私たち人間は「意味」をエネルギーにして生きていますから、意味も意義も感じられない営みに携わって生きることはできません。私たちの社会が今後、大きな危機を迎えることになるのだとすれば、それは経済的な衰退や物質的な不足などではなく、間違いなく「意味の喪失」という問題によって引き起こされることになるでしょう。
近代化によって物質的豊かさを獲得した人々が、この「意味の喪失」という状況に陥ることを予言したのが19世紀の哲学者、フリードリヒ・ニーチェでした。ニーチェは、物質的豊かさが増していく一方で、科学の勃興によって宗教という規範の解体が進んでいく世界において、市井の人々が「意味の喪失」という重大な病に侵されることを予言しました。
ニーチェによれば、意味を喪失した人々はニヒリズムに陥ることになります。では「ニヒリズム」とは何でしょうか? それは「何のために? という問いに答えられない状態だ」というのがニーチェの回答です。
ニヒリズムとは何を意味するのか?…至高の諸価値がその価値を剥奪されているということ、目標がかけている。「何のために?」という問いへの答えが欠けている。
フリードリヒ・ニーチェ「力への意志」
古代ギリシアにおいて価値あるものと認められた「真・善・美」といった「至高の価値」が剥奪される一方で、では「何のために?」と問われればそれに対する答えは見つけられない状態、それをニーチェはニヒリズムと名付けたわけです。ニーチェによるこの「ニヒリズムの定義」が今日の社会の状況を驚くほど正確に言い表していることに戦慄を禁じ得ません。
「物質的豊かさを提供して社会から貧困をなくす」ことをビジネスの目的として掲げれば、9割の人が物質的に満足している状況において「何のために我々は存在するのか」という問いに答えることはできません。いや、これは何も個社に限った話ではありません。
ビジネスの使命を「社会における物質的な不満・不足の解消」と定義するのであれば、これまでに確認してきた数値はまさに「ビジネスはその歴史的使命を終えつつある」ことを示しています。

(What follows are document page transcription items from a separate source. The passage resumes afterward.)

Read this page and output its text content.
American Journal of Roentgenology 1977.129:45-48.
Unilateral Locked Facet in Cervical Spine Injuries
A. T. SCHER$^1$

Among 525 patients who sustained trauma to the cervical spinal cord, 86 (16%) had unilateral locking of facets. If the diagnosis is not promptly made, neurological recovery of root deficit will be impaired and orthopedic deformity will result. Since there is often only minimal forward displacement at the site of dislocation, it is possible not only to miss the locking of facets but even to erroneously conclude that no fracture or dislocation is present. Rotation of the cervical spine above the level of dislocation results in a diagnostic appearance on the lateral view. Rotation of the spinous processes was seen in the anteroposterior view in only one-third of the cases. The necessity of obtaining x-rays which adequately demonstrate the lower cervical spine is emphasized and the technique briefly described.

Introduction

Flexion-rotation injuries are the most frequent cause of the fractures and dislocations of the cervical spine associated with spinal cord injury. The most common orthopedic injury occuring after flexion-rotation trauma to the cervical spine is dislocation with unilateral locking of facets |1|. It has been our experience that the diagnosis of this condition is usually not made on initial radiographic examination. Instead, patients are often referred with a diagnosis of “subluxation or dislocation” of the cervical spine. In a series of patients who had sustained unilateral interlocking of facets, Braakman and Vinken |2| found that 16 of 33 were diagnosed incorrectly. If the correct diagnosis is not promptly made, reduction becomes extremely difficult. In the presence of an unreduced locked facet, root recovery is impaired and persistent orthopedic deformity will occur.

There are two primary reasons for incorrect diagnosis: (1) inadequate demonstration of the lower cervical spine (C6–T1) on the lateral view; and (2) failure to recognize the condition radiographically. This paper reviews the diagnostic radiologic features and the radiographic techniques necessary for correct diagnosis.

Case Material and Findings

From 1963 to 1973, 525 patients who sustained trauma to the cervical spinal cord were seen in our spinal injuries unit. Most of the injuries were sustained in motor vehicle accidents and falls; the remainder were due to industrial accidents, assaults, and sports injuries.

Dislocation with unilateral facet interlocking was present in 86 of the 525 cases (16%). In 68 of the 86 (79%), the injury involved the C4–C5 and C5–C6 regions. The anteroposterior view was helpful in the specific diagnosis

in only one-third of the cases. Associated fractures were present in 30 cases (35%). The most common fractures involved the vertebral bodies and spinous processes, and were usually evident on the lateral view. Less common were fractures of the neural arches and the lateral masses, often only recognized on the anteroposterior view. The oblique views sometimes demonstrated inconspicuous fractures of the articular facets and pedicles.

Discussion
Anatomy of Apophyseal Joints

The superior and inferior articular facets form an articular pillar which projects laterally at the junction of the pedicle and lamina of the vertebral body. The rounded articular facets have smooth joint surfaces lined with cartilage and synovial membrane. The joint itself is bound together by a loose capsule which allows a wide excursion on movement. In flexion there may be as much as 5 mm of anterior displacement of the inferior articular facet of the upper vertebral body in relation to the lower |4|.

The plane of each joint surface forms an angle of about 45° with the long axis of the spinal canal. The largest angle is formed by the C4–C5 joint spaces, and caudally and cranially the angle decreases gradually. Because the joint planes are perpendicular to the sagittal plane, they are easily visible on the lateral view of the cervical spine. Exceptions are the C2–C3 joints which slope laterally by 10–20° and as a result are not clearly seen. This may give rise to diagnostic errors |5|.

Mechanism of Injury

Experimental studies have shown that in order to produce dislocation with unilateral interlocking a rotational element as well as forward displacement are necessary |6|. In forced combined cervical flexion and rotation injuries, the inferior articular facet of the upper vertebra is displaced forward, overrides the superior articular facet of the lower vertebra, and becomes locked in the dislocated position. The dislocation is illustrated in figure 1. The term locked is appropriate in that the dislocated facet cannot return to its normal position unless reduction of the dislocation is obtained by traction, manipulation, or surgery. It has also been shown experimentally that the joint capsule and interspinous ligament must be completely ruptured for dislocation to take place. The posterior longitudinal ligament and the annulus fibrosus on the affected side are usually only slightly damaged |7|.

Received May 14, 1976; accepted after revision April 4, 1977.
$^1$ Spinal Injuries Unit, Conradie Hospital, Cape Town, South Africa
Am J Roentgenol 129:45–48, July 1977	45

ではこの「祝祭の高原」において、私たちは何をすれば良いのでしょうか?それは「文明的豊かさを生み出すビジネス」から「文化的豊かさを生み出すビジネス」への転換です。
ここまで確認した通り、古代以来、私たちの社会が宿願として掲げてきた「物質的不足を解消する」という課題はすでに達成されました。これは素晴らしい偉業なのですからしっかりと祝祭した上で、その終焉をきちんと受け止め、新しい千年紀に向けてどのような価値を社会に実装していくのか、という問題を考えなければいけない時期に来ている、ということです。